Il dramma viene raccontato con una continuità impressionante, con pochissimi rari momenti di felicità familiare: ciò che impressiona non è solo osservare quello che succede, che è molto coinvolgente, ma anche e soprattutto la capacità di Ken Loach di farci vedere con gli occhi della mente i disagi e le frustrazioni di questa gente, straordinariamente delineata e ottimamente descritta con situazioni realistiche e credibili, con dialoghi che paiono non scritti ma recitati sulla base di un canovaccio attendibile, che uniti alla naturalezza della interpretazione degli attori molto ben scelti rendono l’ennesimo film imperdibile del regista britannico, oltre ad essere una drammatica denuncia sociale e politica di un uomo che anche da anziano non ha perso un solo grammo della sua potente vena narratoria, costantemente pronto a girare un film sugli argomenti che lo interessano da sempre, senza paura di essere etichettato come uomo di sinistra, anzi mostrando orgogliosamente il pugno alzato. Ma non è una questione di destra e sinistra: è sulle e delle condizioni umani e sociali dell’uomo che dobbiamo parlare, affinché non perdiamo di vista come va vissuta la vita per essere vissuta in armonia con tutti, in famiglia e fuori, in casa e nella società.

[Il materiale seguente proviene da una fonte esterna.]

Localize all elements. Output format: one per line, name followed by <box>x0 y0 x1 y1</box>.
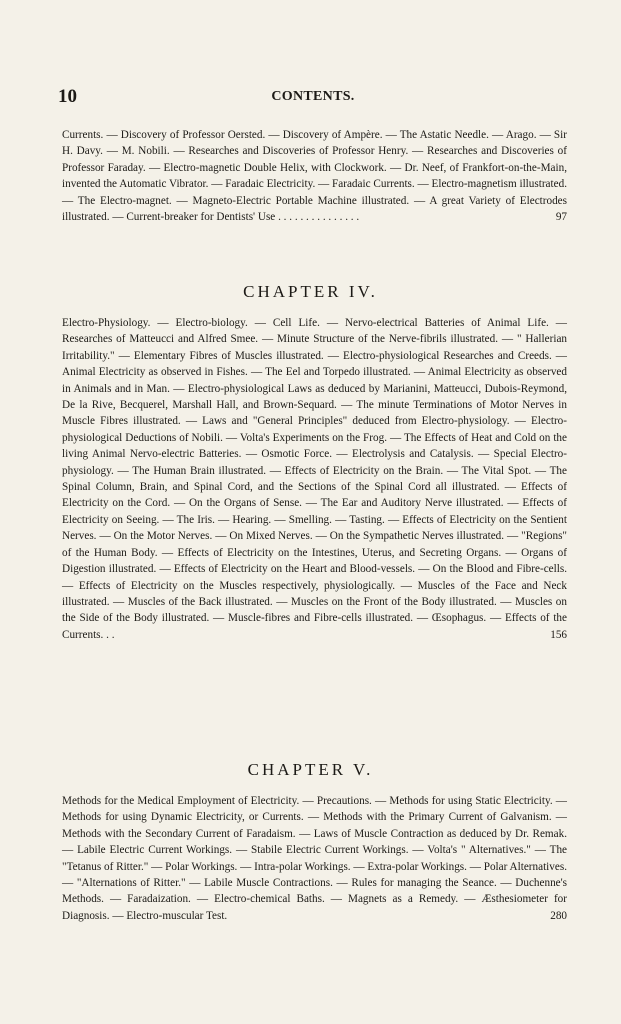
chapter-3-contents-tail <box>62 127 567 225</box>
page-number: 10 <box>58 86 77 107</box>
chapter-4-heading: CHAPTER IV. <box>243 282 378 301</box>
chapter-4-page-ref: 156 <box>550 628 567 641</box>
running-title: CONTENTS. <box>271 89 355 104</box>
chapter-5-contents <box>62 793 567 924</box>
leader-dots: . . <box>106 628 115 641</box>
chapter-5-text: Methods for the Medical Employment of Electricity. — Precautions. — Methods for using Static Electricity. — Methods for using Dynamic Electricity, or Currents. — Methods with the Primary Current of Galvanism. — Methods with the Secondary Current of Faradaism. — Laws of Muscle Contraction as deduced by Dr. Remak. — Labile Electric Current Workings. — Stabile Electric Current Workings. — Volta's " Alternatives." — The "Tetanus of Ritter." — Polar Workings. — Intra-polar Workings. — Extra-polar Workings. — Polar Alternatives. — "Alternations of Ritter." — Labile Muscle Contractions. — Rules for managing the Seance. — Duchenne's Methods. — Faradaization. — Electro-chemical Baths. — Magnets as a Remedy. — Æsthesiometer for Diagnosis. — Electro-muscular Test. <box>62 795 567 922</box>
chapter-4-text: Electro-Physiology. — Electro-biology. — Cell Life. — Nervo-electrical Batteries of Animal Life. — Researches of Matteucci and Alfred Smee. — Minute Structure of the Nerve-fibrils illustrated. — " Hallerian Irritability." — Elementary Fibres of Muscles illustrated. — Electro-physiological Researches and Creeds. — Animal Electricity as observed in Fishes. — The Eel and Torpedo illustrated. — Animal Electricity as observed in Animals and in Man. — Electro-physiological Laws as deduced by Marianini, Matteucci, Dubois-Reymond, De la Rive, Becquerel, Marshall Hall, and Brown-Sequard. — The minute Terminations of Motor Nerves in Muscle Fibres illustrated. — Laws and "General Principles" deduced from Electro-physiology. — Electro-physiological Deductions of Nobili. — Volta's Experiments on the Frog. — The Effects of Heat and Cold on the living Animal Nervo-electric Batteries. — Osmotic Force. — Electrolysis and Catalysis. — Special Electro-physiology. — The Human Brain illustrated. — Effects of Electricity on the Brain. — The Vital Spot. — The Spinal Column, Brain, and Spinal Cord, and the Sections of the Spinal Cord all illustrated. — Effects of Electricity on the Cord. — On the Organs of Sense. — The Ear and Auditory Nerve illustrated. — Effects of Electricity on Seeing. — The Iris. — Hearing. — Smelling. — Tasting. — Effects of Electricity on the Sentient Nerves. — On the Motor Nerves. — On Mixed Nerves. — On the Sympathetic Nerves illustrated. — "Regions" of the Human Body. — Effects of Electricity on the Intestines, Uterus, and Secreting Organs. — Organs of Digestion illustrated. — Effects of Electricity on the Heart and Blood-vessels. — On the Blood and Fibre-cells. — Effects of Electricity on the Muscles respectively, physiologically. — Muscles of the Face and Neck illustrated. — Muscles of the Back illustrated. — Muscles on the Front of the Body illustrated. — Muscles on the Side of the Body illustrated. — Muscle-fibres and Fibre-cells illustrated. — Œsophagus. — Effects of the Currents. <box>62 317 567 641</box>
chapter-3-page-ref: 97 <box>555 211 567 224</box>
chapter-5-page-ref: 280 <box>550 909 567 922</box>
chapter-4-summary <box>62 315 567 643</box>
chapter-3-text: Currents. — Discovery of Professor Oersted. — Discovery of Ampère. — The Astatic Needle. — Arago. — Sir H. Davy. — M. Nobili. — Researches and Discoveries of Professor Henry. — Researches and Discoveries of Professor Faraday. — Electro-magnetic Double Helix, with Clockwork. — Dr. Neef, of Frankfort-on-the-Main, invented the Automatic Vibrator. — Faradaic Electricity. — Faradaic Currents. — Electro-magnetism illustrated. — The Electro-magnet. — Magneto-Electric Portable Machine illustrated. — A great Variety of Electrodes illustrated. — Current-breaker for Dentists' Use <box>62 129 567 224</box>
chapter-3-summary <box>62 127 567 225</box>
page-header <box>58 86 568 108</box>
chapter-5-heading: CHAPTER V. <box>247 760 374 779</box>
chapter-4-contents <box>62 315 567 643</box>
leader-dots: . . . . . . . . . . . . . . . <box>278 211 360 224</box>
chapter-5-summary <box>62 793 567 924</box>
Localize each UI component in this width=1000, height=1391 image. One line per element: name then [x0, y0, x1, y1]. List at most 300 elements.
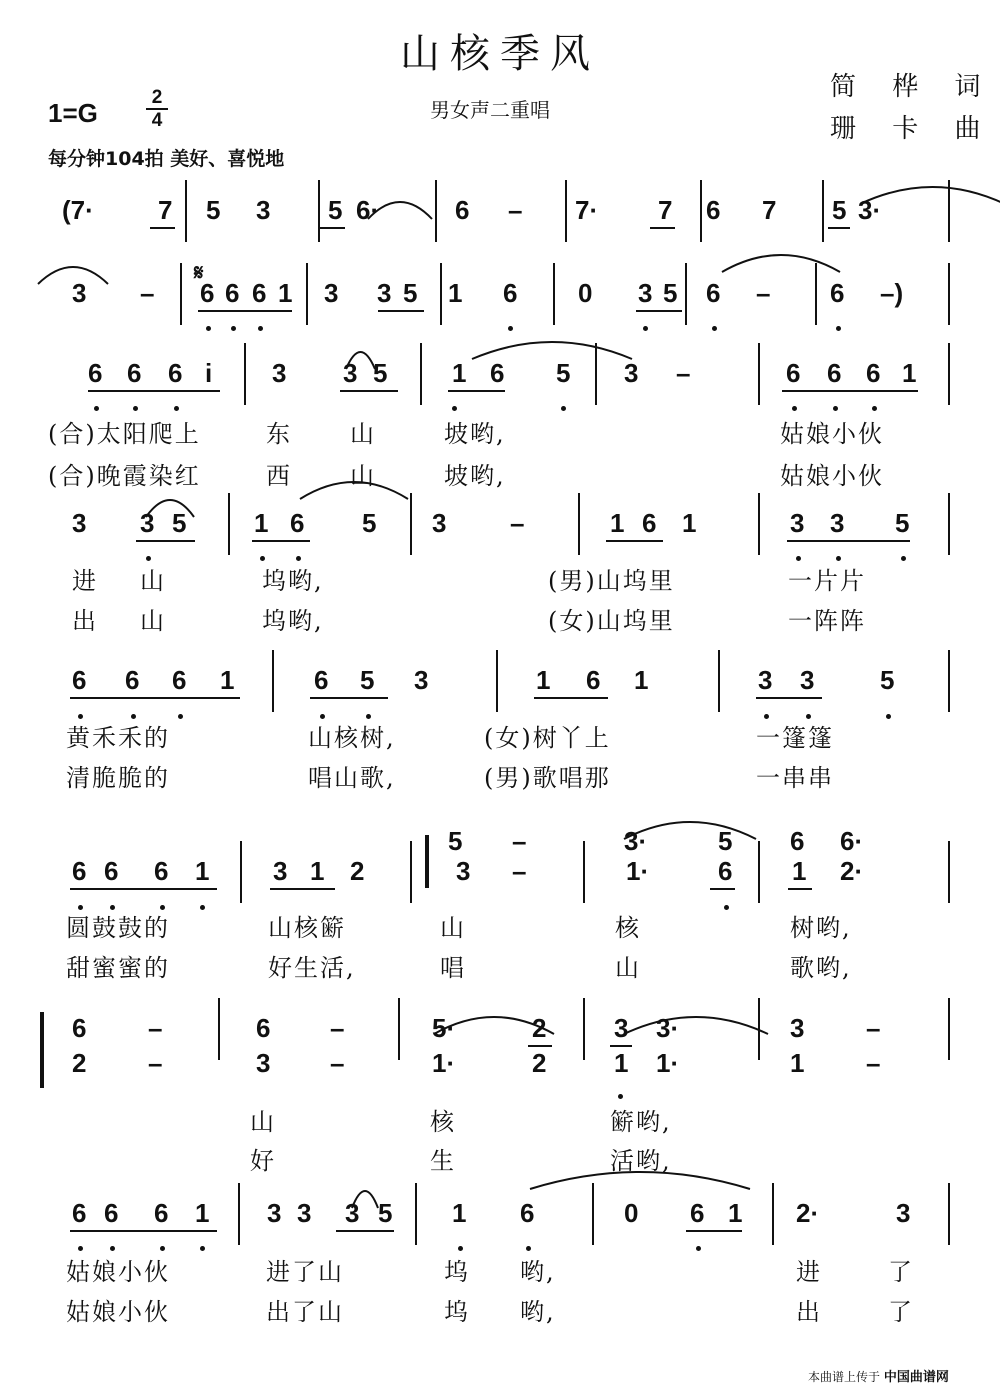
lyric-verse-2: 好 — [250, 1147, 276, 1175]
beam — [756, 697, 822, 699]
note: 3 — [790, 1013, 805, 1043]
octave-dot — [836, 326, 841, 331]
beam — [828, 227, 850, 229]
system-brace — [425, 835, 429, 888]
slur — [38, 258, 108, 286]
octave-dot — [712, 326, 717, 331]
slur — [624, 813, 756, 841]
lyric-verse-2: 山 — [350, 462, 376, 490]
octave-dot — [696, 1246, 701, 1251]
note: 6 — [252, 278, 267, 308]
note: 6 — [314, 665, 329, 695]
note: 6 — [200, 278, 215, 308]
octave-dot — [174, 406, 179, 411]
note: 3 — [272, 358, 287, 388]
note: 1 — [278, 278, 293, 308]
beam — [534, 697, 608, 699]
note: 7 — [158, 195, 173, 225]
note: 3 — [256, 1048, 271, 1078]
note: 6 — [455, 195, 470, 225]
note: 3 — [432, 508, 447, 538]
octave-dot — [508, 326, 513, 331]
lyric-verse-2: 哟, — [520, 1298, 556, 1326]
note: 5 — [378, 1198, 393, 1228]
note: 1 — [195, 856, 210, 886]
note: 6 — [706, 195, 721, 225]
note: 5 — [373, 358, 388, 388]
note: 1 — [254, 508, 269, 538]
lyric-verse-2: 唱 — [440, 954, 466, 982]
lyric-verse-1: 坞哟, — [262, 567, 324, 595]
lyric-verse-1: 山 — [440, 914, 466, 942]
note: 7· — [575, 195, 599, 225]
bar-line — [228, 493, 230, 555]
lyric-verse-1: 山核簖 — [268, 914, 346, 942]
lyric-verse-1: 山 — [350, 420, 376, 448]
lyric-verse-2: 姑娘小伙 — [780, 462, 884, 490]
lyric-verse-2: 活哟, — [610, 1147, 672, 1175]
note: 7 — [762, 195, 777, 225]
lyric-verse-1: 山 — [250, 1108, 276, 1136]
tempo-marking: 每分钟104拍 美好、喜悦地 — [48, 148, 285, 170]
lyric-verse-1: 山核树, — [308, 724, 396, 752]
note: 5· — [432, 1013, 456, 1043]
note: 3 — [638, 278, 653, 308]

Nell’era dell’impero dei social, delle cose dette e urlate, scritte e ripetute, dei talkshow litigiosi dove pare che chi urla e mostra disprezzo per l’interlocutore abbia ragione, delle clamorose rivelazioni che poi risultano false e fuorvianti, la fortuna è incontrare una persona che orgogliosamente racconta la verità e ciò che osserva, che registra la vita degli individui comuni, senza trucchi di maquillage televisivo, senza nickname, senza profili falsi, che devono risolvere i quotidiani problemi per pagare il mutuo, dar da mangiare ai figli e fornire loro l’istruzione necessaria. Ken Loach non racconta romanzi letterari ma ci mostra i danni prodotti dall’economia moderna dominata dalla finanza e dal potere in mano a pochi privilegiati, a cui pare che la politica assista impotente. Daniel Blake e Ricky Turner sono solo dei numeri per la burocrazia, ma è giusto? Questo film è ancora una volta un’opera che scuote e fa riflettere, è un’opera umanistica, che richiama all’attenzione l’uomo come soggetto centrale della vita, che vuole ricordare a noi tutti che non si può trascorrere l’intera giornata lavorando per tornare a casa distrutti e addormentarsi sul divano davanti alla tv accesa mentre gli anni passano.
C’è qualcuno oltre questo grande cronista dell’uomo comune che ci parla ancora dei problemi essenziali della vita? capace di farci commuovere senza raccontare storie strappalacrime?
No, c’è solo lui, il maestro rosso che prossimamente compirà 84 anni. Che Dio ce lo conservi in salute.